When it comes to fat-burning, we should be more concerned with the type of calories burned than of quantity burned. The most important point is that fat-burning occurs 14-48 hours after exercising, but only if you have adequate sleep, proper nutrition, low sugar intake, low stress and healthy glands.
Barriers to weight loss:
1. Sleeping less than 7 quality hours, including having a good deep sleep and feeling rejuvenated.
2. Not resting enough between exercise sessions.
3. Not resting long enough between repetitious or intense bouts of exercise.

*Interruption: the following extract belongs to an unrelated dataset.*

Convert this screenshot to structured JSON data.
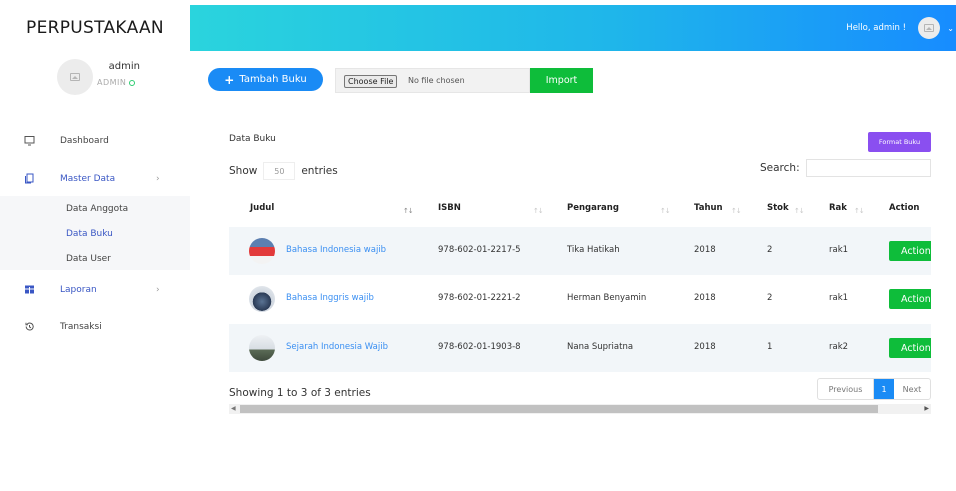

4. Intense exercise sessions that are too long. Intense anaerobic exercise should last 25-40 minutes with a good amount of rest between bouts of exercise.
5. Consuming sugars, starches, juice, sports drinks or alcohol. Protein bars are full of sugar.
6. Having pain or inflammation
7. Lots of stress.
Carbohydrates will stimulate insulin, which nullifies fat-burning hormones. Protein before workouts is best. Nuts or cheese are good before exercising. Consuming sugar, juice, or refined carbohydrates before bed can inhibit fat-burning hormones during sleep.
You should never exercise with a sore muscle. Sore means healing. This can stimulate the adrenal glands. A teaspoon of flax oil will increase oxygen and help eliminate soreness.
Remember to exercise for your body type to achieve the greatest success.